Bmil is required for Hedgehog-pathway driven medulloblastoma expansion

Inappropriate Hedgehog (Hh) signaling underlies development of a subset of medulloblastomas, and tumors with elevated HH signaling activity express the stem cell self-renewal gene Bmil. To test whether Bmil is required for Hh-driven medulloblastoma development, we varied Bmil gene dosage in transgenic mice expressing an oncogenic Hh effector, SmoA1, driven by a GFAP promoter. While 100% of SmoAl; Bmil+/+ or SmoA1; Bmil+/- mice examined between postnatal day 14 (P14) and P26 had typical medulloblastomas (N=29), tumors were not detected in any of the SmoA1; Bmil-/- animals examined (N=6). Instead, small, ectopic collections of cells were present in the region of greatest tumor load in SmoA1 animals, suggesting that medulloblastomas were initiated but failed to undergo expansion into frank tumors. Cells within these Bmil-/- lesions expressed SmoA1 but were largely non-proliferative, in contrast to cells in Bmil+/+ tumors (6.2% versus 81.9% PCNA-positive, respectively).

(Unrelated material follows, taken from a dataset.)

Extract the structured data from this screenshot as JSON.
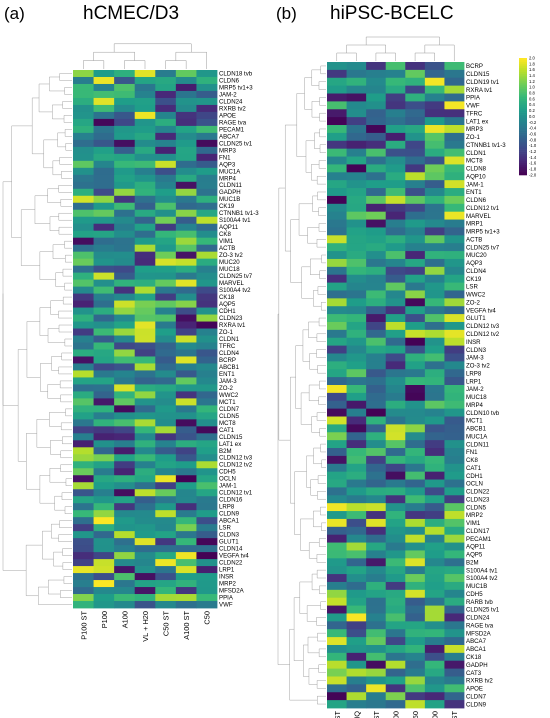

Ectopic cells were negative for the progenitor marker nestin, strongly GFAP positive, and highly apoptotic, relative to Bmil+/+ tumor cells (29.6% versus 6.3% TUNEL-positive). The alterations in proliferation and apoptosis in SmoA1; Bmil-/- ectopic cells are associated with reduced levels of Cyclin D1 and elevated expression of cyclin-dependent kinase inhibitor p19Arf, two inversely-regulated downstream targets of Bmil. These data provide the first demonstration that Bmil is required for spontaneous de novo development of a solid tumor, suggest a crucial role for Bmil-dependent, nestin-expressing progenitor cells in medulloblastoma expansion, and implicate Bmil as a key factor required for Hh pathway-driven tumorigenesis.